De todos modos, en los días que precedieron a la elección la reputación mundial de Estados Unidos no encabezaba la lista de prioridades de los votantes. Por razones comprensibles, lo que más les preocupaba era la crisis económica. Saben que su país ya ha entrado en recesión y temen que sea larga y dura, que millones de personas pierdan sus empleos, que caigan en bancarrota muchas empresas -incluyendo, tal vez, a las automotrices que el siglo pasado simbolizaban la potencia industrial norteamericana- y que en adelante casi todas las jubilaciones sean mucho más magras de lo que habían previsto. Es posible que tales temores resulten exagerados y que la capacidad de recuperación de la economía estadounidense los asombre nuevamente pero, según todos los sondeos, el estado de ánimo de la gran mayoría de los norteamericanos está abatido. ¿Confían en que Obama es el hombre indicado para asegurar que la prosperidad regrese después de un hiato corto? Por no tratarse de un político con experiencia administrativo hay que dudarlo, pero confiaban aún menos en el republicano John McCain por suponerlo demasiado cercano al gobierno de Bush, al que culpan por el desastre financiero que ya está repercutiendo en la "economía real".

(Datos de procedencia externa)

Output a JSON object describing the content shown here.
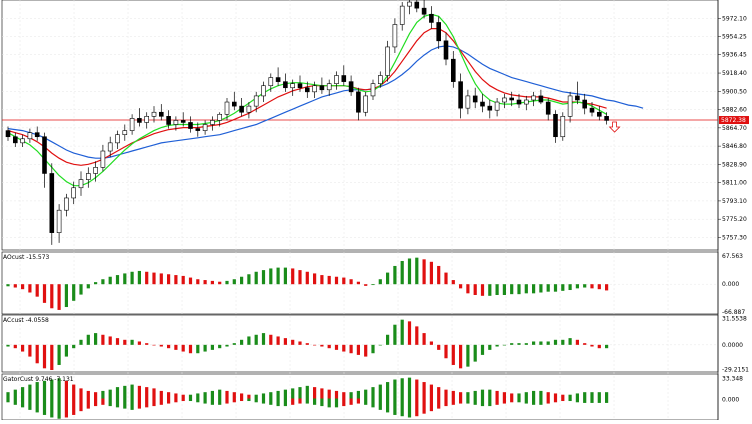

Los desafíos ante el pronto a ser presidente Obama son enormes. Además de afrontar una crisis económica que, mal manejada, podría agravarse mucho, tendrá que convencer a sus simpatizantes más entusiastas de que "el cambio" que esperan con impaciencia se verá postergado y modificar la política exterior lo suficiente como para reconciliar a los reconciliables sin que los enemigos jurados de Estados Unidos crean que la superpotencia está replegándose y que por lo tanto pueden hostigarla con impunidad, como sucedió durante la presidencia de Jimmy Carter.
Por lo demás, si se traducen en medidas concretas los sentimientos proteccionistas que Obama manifestó en la campaña y que le merecieron el apoyo de sindicatos que bajo diversos pretextos quieren mantener a raya a bienes procedentes del exterior, sus esfuerzos por mejorar las relaciones norteamericanas con el resto del mundo se verían frustrados. Aunque en una etapa como la actual sería natural que un nuevo presidente estadounidense, sobre todo uno que podría sentirse obligado a asegurarle a la ciudadanía de que es tan patriótico como el que más, adoptara una postura nacionalista, de caer Obama en la tentación de erigir demasiadas barreras proteccionistas correría el riesgo de poner en marcha un proceso que tendría consecuencias nefastas para la economía internacional y por lo tanto para la de Estados Unidos mismo.